The legal truth is that a person is innocent until proven (with evidence and facts) guilty. Assumptions not based on evidence and facts are empty of content. When assumptions are empty of facts and evidence (of content), all these assumptions are nothing but psychological attitudes of fear, anger, resentment, and disgust.
I am assumed to be unhealthy and a threat to the many. I am assumed to be guilty of being a threat to many. That assumption is not based on evidence and facts. It is based on the fear of, and disgust towards, the contaminated who need to be kept at bay, pushed away, and, ultimately, exterminated (put on unpaid leave, fired). It is ok to be afraid and disgusted, but it is not ok to base ones actions and responses on no evidence and no facts.
A religious metaphor that comes to mind that would depict my experience with your process and your denial is this: It is Judgment Day. The Judge pronounces who is Good and who is Evil. The Good ones the Judge points to one side and the Bad ones the Judge points to the other side. The Good ones go to Heaven and keep their jobs. The Bad ones go to Hell and lose their jobs and perish.
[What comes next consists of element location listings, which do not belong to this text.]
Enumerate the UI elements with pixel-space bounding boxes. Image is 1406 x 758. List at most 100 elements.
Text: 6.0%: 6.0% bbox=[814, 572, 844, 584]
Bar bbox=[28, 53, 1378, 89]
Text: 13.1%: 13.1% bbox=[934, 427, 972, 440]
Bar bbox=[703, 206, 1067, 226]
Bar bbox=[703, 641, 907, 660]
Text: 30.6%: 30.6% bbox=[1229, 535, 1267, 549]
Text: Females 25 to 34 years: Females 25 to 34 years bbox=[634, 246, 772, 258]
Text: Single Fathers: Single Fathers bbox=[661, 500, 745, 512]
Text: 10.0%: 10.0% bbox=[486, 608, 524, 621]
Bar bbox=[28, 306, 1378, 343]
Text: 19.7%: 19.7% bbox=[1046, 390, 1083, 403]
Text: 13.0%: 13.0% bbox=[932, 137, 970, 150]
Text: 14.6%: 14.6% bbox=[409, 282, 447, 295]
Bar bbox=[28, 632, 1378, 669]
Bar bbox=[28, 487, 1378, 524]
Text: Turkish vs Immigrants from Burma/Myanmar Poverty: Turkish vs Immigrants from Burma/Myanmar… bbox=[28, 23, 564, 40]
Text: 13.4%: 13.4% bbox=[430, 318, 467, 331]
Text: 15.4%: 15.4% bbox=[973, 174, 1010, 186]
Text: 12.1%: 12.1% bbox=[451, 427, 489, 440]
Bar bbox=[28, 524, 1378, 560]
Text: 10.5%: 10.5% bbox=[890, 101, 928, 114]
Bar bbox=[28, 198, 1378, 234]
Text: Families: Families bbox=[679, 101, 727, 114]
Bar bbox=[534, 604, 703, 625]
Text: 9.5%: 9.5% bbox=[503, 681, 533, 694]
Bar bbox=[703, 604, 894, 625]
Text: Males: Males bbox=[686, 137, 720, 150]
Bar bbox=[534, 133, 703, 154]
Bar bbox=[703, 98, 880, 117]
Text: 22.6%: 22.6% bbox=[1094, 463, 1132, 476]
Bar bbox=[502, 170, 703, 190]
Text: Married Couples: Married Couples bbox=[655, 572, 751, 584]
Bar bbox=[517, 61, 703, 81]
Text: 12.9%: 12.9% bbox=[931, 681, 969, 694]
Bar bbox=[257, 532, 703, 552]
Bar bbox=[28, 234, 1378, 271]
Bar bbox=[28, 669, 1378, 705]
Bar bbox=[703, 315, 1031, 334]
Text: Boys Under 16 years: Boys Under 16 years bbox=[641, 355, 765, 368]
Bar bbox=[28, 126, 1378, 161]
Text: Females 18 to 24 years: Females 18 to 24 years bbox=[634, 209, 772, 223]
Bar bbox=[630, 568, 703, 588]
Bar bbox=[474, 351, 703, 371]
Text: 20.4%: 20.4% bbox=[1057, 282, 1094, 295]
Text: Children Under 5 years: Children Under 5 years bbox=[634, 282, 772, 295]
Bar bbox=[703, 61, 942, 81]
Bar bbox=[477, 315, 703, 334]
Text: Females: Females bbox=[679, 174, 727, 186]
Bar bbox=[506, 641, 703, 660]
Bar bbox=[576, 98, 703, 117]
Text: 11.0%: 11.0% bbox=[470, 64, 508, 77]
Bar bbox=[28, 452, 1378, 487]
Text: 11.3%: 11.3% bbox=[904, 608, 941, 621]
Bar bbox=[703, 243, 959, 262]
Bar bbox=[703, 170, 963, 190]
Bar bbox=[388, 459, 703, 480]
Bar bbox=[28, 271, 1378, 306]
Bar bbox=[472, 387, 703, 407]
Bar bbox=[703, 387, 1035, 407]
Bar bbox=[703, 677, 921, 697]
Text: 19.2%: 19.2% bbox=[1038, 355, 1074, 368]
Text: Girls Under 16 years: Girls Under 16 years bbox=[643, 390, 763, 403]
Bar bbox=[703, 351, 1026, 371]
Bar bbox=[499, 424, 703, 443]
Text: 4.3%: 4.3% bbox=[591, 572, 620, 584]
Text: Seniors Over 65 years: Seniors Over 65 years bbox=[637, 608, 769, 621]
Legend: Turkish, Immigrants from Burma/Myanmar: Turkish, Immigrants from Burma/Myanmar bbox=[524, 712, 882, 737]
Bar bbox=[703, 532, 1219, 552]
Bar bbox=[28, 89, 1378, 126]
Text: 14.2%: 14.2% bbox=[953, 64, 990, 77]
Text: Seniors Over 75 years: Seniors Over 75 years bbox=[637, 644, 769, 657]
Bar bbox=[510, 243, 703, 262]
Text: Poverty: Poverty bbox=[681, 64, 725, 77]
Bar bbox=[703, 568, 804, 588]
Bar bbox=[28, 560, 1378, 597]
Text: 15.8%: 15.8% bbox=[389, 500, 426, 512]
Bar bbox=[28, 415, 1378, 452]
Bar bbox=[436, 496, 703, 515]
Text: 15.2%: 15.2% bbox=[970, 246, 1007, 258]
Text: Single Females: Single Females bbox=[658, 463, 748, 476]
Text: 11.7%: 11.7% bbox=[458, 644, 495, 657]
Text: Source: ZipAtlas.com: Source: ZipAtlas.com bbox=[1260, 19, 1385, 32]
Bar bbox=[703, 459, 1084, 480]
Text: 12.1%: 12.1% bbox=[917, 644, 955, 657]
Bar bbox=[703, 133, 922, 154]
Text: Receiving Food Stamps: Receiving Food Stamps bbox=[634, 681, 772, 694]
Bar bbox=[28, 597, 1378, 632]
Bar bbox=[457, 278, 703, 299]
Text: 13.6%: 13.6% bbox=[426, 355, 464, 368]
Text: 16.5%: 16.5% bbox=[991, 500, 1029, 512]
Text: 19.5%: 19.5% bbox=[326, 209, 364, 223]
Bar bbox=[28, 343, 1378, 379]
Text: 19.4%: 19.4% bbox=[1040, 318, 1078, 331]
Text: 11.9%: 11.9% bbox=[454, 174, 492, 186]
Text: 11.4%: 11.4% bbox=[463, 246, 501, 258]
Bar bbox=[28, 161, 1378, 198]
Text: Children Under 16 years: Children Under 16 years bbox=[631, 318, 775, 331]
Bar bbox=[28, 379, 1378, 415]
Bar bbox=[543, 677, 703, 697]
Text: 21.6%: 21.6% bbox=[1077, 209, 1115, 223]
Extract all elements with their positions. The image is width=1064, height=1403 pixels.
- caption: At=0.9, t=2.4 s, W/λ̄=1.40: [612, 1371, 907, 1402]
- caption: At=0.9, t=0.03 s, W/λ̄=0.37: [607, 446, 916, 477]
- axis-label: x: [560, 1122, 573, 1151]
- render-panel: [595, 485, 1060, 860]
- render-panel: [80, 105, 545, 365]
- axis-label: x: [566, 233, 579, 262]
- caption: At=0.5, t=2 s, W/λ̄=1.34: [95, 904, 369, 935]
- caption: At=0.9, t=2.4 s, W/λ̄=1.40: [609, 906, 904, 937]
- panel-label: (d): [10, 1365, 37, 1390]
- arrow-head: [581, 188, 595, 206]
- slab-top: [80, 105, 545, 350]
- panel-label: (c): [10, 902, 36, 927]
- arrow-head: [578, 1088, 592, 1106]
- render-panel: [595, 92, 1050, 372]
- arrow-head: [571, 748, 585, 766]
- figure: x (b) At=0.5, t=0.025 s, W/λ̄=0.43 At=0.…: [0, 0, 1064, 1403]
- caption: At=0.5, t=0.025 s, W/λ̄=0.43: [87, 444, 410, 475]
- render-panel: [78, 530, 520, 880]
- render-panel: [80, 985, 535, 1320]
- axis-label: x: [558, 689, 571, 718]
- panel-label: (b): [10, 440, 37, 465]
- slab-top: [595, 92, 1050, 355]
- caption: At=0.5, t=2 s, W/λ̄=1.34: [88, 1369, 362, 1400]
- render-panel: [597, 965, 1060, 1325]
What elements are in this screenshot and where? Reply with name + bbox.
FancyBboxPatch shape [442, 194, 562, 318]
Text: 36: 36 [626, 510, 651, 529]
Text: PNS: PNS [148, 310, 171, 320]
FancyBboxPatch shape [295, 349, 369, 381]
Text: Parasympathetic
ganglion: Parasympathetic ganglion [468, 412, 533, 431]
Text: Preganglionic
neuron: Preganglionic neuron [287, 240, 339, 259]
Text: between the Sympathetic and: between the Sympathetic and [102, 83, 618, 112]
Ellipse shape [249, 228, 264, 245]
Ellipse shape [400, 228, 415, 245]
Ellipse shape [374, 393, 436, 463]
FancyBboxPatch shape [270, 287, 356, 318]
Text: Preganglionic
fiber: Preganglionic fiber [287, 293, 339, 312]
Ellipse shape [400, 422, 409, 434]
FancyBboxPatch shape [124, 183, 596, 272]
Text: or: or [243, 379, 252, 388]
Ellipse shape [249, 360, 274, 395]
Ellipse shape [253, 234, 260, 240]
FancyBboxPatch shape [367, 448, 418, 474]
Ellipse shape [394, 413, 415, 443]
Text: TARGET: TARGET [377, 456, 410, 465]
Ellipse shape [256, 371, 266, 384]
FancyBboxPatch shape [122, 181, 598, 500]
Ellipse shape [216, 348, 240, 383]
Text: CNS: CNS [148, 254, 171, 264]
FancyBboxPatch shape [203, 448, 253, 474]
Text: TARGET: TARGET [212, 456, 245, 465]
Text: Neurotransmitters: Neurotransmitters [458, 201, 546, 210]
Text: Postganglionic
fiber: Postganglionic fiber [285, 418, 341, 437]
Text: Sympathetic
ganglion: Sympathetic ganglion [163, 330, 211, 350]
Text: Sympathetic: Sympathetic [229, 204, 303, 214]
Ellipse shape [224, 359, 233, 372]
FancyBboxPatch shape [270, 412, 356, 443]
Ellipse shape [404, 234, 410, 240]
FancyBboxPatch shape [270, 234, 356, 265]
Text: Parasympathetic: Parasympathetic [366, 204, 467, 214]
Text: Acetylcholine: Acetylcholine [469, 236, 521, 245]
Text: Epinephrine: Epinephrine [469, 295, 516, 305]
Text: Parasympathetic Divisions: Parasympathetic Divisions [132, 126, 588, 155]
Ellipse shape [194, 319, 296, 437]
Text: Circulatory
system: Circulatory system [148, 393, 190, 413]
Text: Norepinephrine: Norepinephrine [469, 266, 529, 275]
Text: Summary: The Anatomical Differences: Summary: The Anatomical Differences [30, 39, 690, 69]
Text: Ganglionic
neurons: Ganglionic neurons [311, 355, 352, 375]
The Judge, having absolute power, uses few things as the criteria for his/her decision-making: (1) the Many are better the One, the Many are more important than the One, (2) the qr code is the ultimate criterion for deciding who is Good and who is Evil, (3) medical evidence and facts about health don’t matter, (4) the lives of employees and students don’t matter, (5) a person is guilty until proven innocent with an uploaded qr code, (6) compliance is Good and non-compliance is Evil, (7) the non-complying Evil ones are eliminated.
My experience with you and your process of denial and elimination I experience as the ultimate dehumanization of me, my life, my work effort, my accomplishments for the U of M over a quarter of a century.
I will keep all documentation and references related to exchanges with you for future reference.
Name (all titles/degrees)
I concur with this evaluation of such a void and cavity of process + material by the University of Manitoba. Their legal counsel rots 6423 km from Denmark.